Broken access control is an application-security failure in which a system does not correctly enforce what an authenticated user, service, or tenant should be allowed to access or change.
Broken access control is an application-security failure in which a system does not correctly enforce what a user, service, or tenant should be allowed to access or change. In plain language, it means the application knows someone is signed in but does a poor job checking whether that caller should actually be allowed to perform the requested action.
Broken access control matters because access mistakes often expose the most sensitive parts of an application: customer records, administrator functions, payment actions, private documents, or internal management APIs. When permission checks fail, the impact can be severe even without complicated exploitation.

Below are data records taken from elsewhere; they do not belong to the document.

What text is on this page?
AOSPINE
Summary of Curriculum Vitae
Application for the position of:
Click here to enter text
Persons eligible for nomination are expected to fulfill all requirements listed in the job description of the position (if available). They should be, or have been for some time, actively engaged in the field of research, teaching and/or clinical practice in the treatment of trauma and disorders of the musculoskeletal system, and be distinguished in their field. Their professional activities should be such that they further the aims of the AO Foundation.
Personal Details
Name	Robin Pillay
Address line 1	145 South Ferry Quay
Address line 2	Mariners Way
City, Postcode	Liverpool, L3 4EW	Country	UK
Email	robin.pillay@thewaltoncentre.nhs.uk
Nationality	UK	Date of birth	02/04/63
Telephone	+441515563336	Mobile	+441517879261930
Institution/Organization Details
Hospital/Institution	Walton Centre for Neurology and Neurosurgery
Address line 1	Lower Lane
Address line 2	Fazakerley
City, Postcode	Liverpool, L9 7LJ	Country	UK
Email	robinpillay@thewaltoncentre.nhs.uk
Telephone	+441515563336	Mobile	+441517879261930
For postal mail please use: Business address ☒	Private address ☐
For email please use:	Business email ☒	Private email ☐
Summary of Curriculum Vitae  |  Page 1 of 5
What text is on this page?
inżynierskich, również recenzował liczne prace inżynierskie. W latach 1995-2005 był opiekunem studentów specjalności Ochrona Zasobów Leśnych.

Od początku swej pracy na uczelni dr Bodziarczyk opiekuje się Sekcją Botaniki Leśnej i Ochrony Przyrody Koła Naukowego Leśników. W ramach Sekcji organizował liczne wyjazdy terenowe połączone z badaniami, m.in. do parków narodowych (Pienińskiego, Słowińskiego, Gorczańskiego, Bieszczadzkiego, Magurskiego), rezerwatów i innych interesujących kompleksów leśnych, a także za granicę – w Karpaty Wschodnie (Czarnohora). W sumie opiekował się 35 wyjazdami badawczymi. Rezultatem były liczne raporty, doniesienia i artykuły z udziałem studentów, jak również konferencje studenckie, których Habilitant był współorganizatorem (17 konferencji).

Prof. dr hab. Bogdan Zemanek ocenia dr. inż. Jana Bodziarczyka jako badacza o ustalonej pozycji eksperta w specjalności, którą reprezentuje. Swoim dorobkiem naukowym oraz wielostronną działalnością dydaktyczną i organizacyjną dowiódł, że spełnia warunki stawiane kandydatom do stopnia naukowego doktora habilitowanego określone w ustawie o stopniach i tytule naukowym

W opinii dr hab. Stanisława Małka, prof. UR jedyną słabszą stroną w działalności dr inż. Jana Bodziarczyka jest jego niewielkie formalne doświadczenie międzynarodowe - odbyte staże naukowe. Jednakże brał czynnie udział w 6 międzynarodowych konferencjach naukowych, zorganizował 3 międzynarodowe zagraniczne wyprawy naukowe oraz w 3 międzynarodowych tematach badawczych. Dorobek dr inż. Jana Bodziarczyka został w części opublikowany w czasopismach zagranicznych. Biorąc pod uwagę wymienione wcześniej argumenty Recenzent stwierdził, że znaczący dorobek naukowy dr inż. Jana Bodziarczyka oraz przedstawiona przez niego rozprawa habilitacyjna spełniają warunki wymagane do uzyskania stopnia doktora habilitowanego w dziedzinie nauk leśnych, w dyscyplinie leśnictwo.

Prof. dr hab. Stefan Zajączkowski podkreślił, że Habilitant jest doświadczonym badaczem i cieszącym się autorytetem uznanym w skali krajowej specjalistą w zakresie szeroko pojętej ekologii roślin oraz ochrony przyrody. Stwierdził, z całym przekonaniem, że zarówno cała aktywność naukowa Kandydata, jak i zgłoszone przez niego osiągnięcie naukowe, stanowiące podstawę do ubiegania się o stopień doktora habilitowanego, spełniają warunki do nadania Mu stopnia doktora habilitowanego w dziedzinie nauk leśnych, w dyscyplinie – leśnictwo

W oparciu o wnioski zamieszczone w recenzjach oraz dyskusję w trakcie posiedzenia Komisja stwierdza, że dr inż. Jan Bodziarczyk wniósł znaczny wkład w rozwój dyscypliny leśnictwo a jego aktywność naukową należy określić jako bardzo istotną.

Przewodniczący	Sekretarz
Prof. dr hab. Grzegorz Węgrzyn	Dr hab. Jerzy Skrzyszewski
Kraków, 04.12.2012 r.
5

It also matters because access-control logic is rarely confined to one place. It often spans frontend flows, backend services, API endpoints, tenant boundaries, role assignments, object ownership checks, and workflow approvals. A gap in one layer can undermine the rest of the model.
Broken access control appears in admin dashboards, public APIs, multi-tenant SaaS products, document-sharing systems, internal approval workflows, and mobile backends. Teams look for it during code review, design review, application testing, and incident investigation.
It connects closely to Authorization, Role-Based Access Control, Attribute-Based Access Control, Least Privilege Access, Insecure Direct Object Reference, and API Security.
It is one of the most important application risks because it can directly affect both confidentiality and integrity. Data can be read by the wrong party, but just as importantly, approvals, records, or settings can also be changed by the wrong party.
A user in a multi-tenant billing portal modifies a request so it references another customer’s invoice identifier. The system verifies that the request comes from a signed-in user but never checks tenant ownership for that specific invoice. The result is unauthorized access to another customer’s data even though the caller did authenticate successfully.
Broken access control is not the same as failed Authentication. Authentication answers who the caller is. Access control answers what that authenticated caller is allowed to do, see, edit, approve, or download.
It is also broader than one role-mapping mistake. The underlying problem may involve missing ownership checks, hidden administrative routes, inconsistent API enforcement, unsafe defaults, or the mistaken assumption that a hidden button in the frontend is a real permission boundary.
Broken access control is also not limited to human users. Service accounts, automation, and backend jobs can be over-permitted too, which can create equally serious exposure.